長谷部 「テーラーメイド」が推奨することでフィッティングの仕組みが今後どう変化してくるかわかりませんけど、可能性を持っているのがウェイトのバリエーションだったり、可変することで重心が大きく変わることを「テーラーメイド」は積極的に説明しているので、ひとつのきっかけになればいいなと思いますよね。
新製品を買ったけどうまくいかなかった時に、まだちょっと微調整ができる許容範囲を持っているクラブが今年は増えたのかなっていう気がします。
GD ウェイト調整の始まりは「テーラーメイド」の『R7』で、スクリュー型のウェイトがトウとヒールに埋め込まれていました。その次に「ミズノ」が採用したスライド式が登場してきましたが、元々そういう考え方ってあったとしても時代的に言えば10年以上前の話になります。その間にヘッドが変化しているわけじゃないですか。その変化したヘッドに対してもウェイトの効果がより出るようになったということですかね?
長谷部 基本的にはここ何十年もヘッドを大きくすることに着手して開発してきました。ヘッドが大きくなれば余剰重量が減って、またさらに余剰重量を生み出す努力をしてきました。その中でヘッドがある一定以上の大きさになれば、慣性モーメントもある一定以上の領域にはいってくる。
「10Kまで必要ないんじゃないか、8000g・㎠ぐらいあれば十分にやさしい」となるんであれば、その中でウェイト調整によって何ができるかというのが今の『MAX』だったり、『レギュラーモデル』だったりする。 だから『R7』で考えていた重心距離を変えることによって振り感を変えるという時代から、もう1歩先のフィッティングで振りやすさをどう求めていくかに変わってきた気がしますけど。
GD 慣性モーメントを大きくすることが余剰重量の使い方の目的だったと思うんですけど、今後は慣性モーメントを大きくすることではないところに余剰重量を使って、さらにパーソナルで変えられるようにしている?
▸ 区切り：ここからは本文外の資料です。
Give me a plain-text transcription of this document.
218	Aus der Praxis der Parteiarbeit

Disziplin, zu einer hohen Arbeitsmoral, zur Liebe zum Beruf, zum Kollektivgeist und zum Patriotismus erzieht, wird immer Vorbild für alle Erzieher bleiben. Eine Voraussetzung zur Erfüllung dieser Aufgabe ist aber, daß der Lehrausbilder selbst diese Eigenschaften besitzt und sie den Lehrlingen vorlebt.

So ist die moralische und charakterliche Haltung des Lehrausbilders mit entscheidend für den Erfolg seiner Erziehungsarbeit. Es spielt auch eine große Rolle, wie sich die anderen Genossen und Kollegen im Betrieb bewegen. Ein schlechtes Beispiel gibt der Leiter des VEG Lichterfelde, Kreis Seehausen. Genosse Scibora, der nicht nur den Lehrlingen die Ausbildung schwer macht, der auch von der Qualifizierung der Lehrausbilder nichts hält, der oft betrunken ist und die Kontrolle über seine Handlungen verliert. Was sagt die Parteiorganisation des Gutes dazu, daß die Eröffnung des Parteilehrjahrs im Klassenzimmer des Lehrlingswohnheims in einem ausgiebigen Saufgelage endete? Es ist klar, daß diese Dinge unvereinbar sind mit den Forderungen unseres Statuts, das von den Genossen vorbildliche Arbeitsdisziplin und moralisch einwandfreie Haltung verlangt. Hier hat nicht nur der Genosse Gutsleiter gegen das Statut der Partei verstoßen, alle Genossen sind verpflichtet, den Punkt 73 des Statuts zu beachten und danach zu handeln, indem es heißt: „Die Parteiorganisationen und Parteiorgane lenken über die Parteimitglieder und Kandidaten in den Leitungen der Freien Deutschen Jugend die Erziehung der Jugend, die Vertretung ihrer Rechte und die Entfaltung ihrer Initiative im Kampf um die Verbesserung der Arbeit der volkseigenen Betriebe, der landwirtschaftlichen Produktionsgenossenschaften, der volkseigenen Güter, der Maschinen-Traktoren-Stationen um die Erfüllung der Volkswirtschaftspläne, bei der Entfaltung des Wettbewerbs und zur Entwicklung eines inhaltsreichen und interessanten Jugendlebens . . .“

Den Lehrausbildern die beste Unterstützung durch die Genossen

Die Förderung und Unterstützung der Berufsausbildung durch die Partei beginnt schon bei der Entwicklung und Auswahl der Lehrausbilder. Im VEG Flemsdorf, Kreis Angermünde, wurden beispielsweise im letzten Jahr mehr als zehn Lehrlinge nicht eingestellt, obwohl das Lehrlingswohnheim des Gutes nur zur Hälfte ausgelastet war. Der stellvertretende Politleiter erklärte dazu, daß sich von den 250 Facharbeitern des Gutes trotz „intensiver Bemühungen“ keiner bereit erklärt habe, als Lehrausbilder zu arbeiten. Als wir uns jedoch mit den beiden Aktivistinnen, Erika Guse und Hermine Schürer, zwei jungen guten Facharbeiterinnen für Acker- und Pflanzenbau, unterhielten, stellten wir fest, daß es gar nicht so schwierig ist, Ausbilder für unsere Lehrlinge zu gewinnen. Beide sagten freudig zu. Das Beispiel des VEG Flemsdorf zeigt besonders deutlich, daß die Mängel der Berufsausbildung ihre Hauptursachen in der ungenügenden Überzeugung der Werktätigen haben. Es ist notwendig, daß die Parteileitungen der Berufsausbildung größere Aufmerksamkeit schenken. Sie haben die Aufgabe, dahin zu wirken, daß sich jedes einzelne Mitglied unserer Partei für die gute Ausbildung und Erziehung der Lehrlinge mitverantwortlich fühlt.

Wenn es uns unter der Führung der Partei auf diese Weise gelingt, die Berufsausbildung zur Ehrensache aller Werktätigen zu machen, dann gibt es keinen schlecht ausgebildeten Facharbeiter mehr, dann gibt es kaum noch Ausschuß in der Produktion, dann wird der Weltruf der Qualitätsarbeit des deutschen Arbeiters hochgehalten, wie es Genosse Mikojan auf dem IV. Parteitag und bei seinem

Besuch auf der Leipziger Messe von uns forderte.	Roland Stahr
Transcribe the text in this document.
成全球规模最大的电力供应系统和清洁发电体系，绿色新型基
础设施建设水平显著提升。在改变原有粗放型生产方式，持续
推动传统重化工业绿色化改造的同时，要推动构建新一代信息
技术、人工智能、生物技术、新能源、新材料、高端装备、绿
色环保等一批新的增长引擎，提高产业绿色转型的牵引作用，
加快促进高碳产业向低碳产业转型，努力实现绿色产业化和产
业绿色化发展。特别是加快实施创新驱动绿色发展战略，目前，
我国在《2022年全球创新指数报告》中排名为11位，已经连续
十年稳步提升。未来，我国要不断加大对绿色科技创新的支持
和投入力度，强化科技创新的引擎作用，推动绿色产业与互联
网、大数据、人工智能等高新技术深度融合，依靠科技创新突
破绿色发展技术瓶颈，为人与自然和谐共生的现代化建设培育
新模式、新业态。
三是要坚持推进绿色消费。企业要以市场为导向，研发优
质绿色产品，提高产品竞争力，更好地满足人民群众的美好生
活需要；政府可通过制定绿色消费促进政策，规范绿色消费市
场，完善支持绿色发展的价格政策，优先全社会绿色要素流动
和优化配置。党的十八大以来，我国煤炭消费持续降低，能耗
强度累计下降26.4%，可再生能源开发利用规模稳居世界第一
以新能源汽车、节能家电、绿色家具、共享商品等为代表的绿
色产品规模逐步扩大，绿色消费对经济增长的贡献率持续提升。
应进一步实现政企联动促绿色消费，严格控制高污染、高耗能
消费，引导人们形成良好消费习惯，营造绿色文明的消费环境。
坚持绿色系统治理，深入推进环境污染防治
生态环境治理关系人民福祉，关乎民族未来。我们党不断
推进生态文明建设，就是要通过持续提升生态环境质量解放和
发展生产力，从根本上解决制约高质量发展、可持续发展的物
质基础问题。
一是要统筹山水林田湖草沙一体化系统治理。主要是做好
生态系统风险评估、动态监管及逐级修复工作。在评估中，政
長谷部 そう見ていいと思います。各社ウェイト調整の話は積極的にしてくると思います。かつてはひとつのヘッドで何人ものゴルファーに合わせるためのウェイト調整だったような気がするんですけど、近年はヘッドバリエーションがあるので、ある一定のゴルファーをひとつのヘッドの中で囲みつつ、さらに良いパフォーマンスを出せるようなウェイト調整機能に進化したと思います。
GD 『LS』、『レギュラー』、『MAX』の中から選択させていた状態から、例えば『MAX』の中でさらに細かい調整ができるようになった。
長谷部 そうです。今はもう3種類のヘッドがあるという前提で考えたりしていると思うので、その中でさらに振り感とスピン量の調整がしやすくなっているんだと思います。
GD 今回の『MAX』で調整できるのはどこ?
長谷部 ウェイトを軽くすることはやろうと思えば全部できます。「タイトリスト」だってできます。それを積極的にやるかどうかが今まで言及されてなかったのに対してウェイトを何種類も用意することで軽くすることもできるわけですから、非常にフィッティングはしやすくなると思います。
GD 余剰重量をどう使うかでヘッドの完成形を目指していたところから、余剰重量を自由に使えるようにした。それでも基本的な設計がちゃんとしていないと壊れちゃうこともあるわけじゃないですか。
長谷部 普通に考えると違和感が生まれる可能性もゼロじゃないですよね。
GD でも、そうならないところまでヘッドの基本形が出来上がってきたということですか?
長谷部 ここ何年もかけてストレッチ形状を極めてきているわけですから、その中でいってはいけない重心位置の設定もわかっているでしょうし、ゴルファーが振りやすく、低重心でスピン量を減らすためにはどこがいいのかもわかっているから大胆にできるんだと思います。